Opinion
February 8, 1971
Richard J. Wisniewski for claimant.
Louis J. Lefkowitz, Attorney-General ( Joshua J. Effron of counsel), for defendant.
Claimant alleges that he was injured as the result of the defendant's negligence while claimant was using a chair lift at the Belleayre Mountain Ski Center. The claim has been placed upon the calendar of the Albany District for trial in such district (Rules of the Court of Claims, rule 2; 22 NYCRR 1200.2).
The claimant has moved to take the deposition before trial of a witness on the ground that the witness resides at a distance over 100 miles from the place of trial.
The witness, alleged to be an eyewitness and hence potentially a most crucial witness, resides in Flushing, New York, well over 100 miles from Albany.
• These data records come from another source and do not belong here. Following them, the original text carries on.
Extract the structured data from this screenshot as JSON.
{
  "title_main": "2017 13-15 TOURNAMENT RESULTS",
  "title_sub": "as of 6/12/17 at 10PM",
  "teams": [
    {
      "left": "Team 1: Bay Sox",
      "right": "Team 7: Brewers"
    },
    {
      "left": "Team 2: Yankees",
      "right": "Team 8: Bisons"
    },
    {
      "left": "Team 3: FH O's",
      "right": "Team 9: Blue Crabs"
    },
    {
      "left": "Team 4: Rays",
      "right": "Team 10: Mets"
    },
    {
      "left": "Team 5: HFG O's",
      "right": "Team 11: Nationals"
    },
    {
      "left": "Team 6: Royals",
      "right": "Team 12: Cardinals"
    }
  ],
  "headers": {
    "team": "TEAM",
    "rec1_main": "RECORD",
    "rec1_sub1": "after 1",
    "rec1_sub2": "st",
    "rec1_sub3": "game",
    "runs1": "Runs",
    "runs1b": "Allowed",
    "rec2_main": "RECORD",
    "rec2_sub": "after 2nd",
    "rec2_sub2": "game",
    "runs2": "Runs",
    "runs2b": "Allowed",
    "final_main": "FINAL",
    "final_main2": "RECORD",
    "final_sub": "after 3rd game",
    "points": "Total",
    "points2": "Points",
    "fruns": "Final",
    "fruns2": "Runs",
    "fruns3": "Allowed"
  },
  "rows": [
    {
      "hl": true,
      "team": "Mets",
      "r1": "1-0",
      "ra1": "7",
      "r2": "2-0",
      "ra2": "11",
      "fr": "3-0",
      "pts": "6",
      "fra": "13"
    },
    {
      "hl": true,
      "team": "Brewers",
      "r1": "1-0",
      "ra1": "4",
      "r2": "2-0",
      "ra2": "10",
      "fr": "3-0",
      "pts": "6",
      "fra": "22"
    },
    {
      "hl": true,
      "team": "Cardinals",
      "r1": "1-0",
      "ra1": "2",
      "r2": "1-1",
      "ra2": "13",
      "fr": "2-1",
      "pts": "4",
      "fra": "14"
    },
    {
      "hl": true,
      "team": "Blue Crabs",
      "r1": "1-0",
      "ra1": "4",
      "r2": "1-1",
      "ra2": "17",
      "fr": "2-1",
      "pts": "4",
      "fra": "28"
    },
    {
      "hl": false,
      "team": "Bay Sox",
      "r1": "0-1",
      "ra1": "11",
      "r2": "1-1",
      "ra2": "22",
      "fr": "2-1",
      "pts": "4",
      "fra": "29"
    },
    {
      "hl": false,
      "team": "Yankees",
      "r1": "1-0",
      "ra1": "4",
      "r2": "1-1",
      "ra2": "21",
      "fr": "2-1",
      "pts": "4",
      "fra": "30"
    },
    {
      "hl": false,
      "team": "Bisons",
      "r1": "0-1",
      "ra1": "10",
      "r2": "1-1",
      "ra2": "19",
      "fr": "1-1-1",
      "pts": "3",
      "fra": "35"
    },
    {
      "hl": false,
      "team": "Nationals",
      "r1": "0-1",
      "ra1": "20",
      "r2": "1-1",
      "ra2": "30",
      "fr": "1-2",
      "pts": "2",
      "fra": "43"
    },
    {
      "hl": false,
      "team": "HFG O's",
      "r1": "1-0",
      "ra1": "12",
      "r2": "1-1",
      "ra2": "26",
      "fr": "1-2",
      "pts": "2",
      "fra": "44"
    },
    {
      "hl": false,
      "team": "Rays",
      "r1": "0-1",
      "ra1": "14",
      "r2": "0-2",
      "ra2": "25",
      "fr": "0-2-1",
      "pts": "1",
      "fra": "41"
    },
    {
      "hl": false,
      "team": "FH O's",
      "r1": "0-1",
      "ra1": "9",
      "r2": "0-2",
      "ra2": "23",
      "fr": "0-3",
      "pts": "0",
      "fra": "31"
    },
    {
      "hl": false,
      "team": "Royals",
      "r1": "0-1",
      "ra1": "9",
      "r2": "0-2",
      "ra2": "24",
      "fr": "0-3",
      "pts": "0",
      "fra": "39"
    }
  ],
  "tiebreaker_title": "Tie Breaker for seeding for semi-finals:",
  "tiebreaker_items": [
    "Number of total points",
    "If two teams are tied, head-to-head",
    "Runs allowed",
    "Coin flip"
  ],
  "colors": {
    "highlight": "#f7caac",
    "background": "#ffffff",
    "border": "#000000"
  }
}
Thus, it would appear that the requirements of CPLR 3101 (subd. [a], par. [3]) have been met. The use of a deposition upon the trial, however, presents many problems. (See Discovery: Use of Part of Deposition, N.Y.L.J., Feb. 4, 1971, p. 4, col. 4.) The lack of personal appearance of the witness, potentially as crucial as the one with whom this motion is concerned, would deprive the Trial Judge of the opportunity to observe such witness' demeanor and his method of answering and also would deny to the Trial Judge the opportunity to question such witness and thus to form a well-grounded opinion as to the weight to be accorded the testimony of such witness.
For such reasons, because of the potentially crucial role which the testimony of such witness might play in the decision which the Trial Judge will have to make, for the orderly conduct of the trial and fully to enable the Trial Judge to do justice, the court in its discretion, denies the motion to take the deposition of the witness Dr. Janusz E. Bartos ( Kaufman v. State of New York, 286 App. Div. 912). The testimony of the witness is available at the trial by way of a subpoena (CPLR 2302 et seq).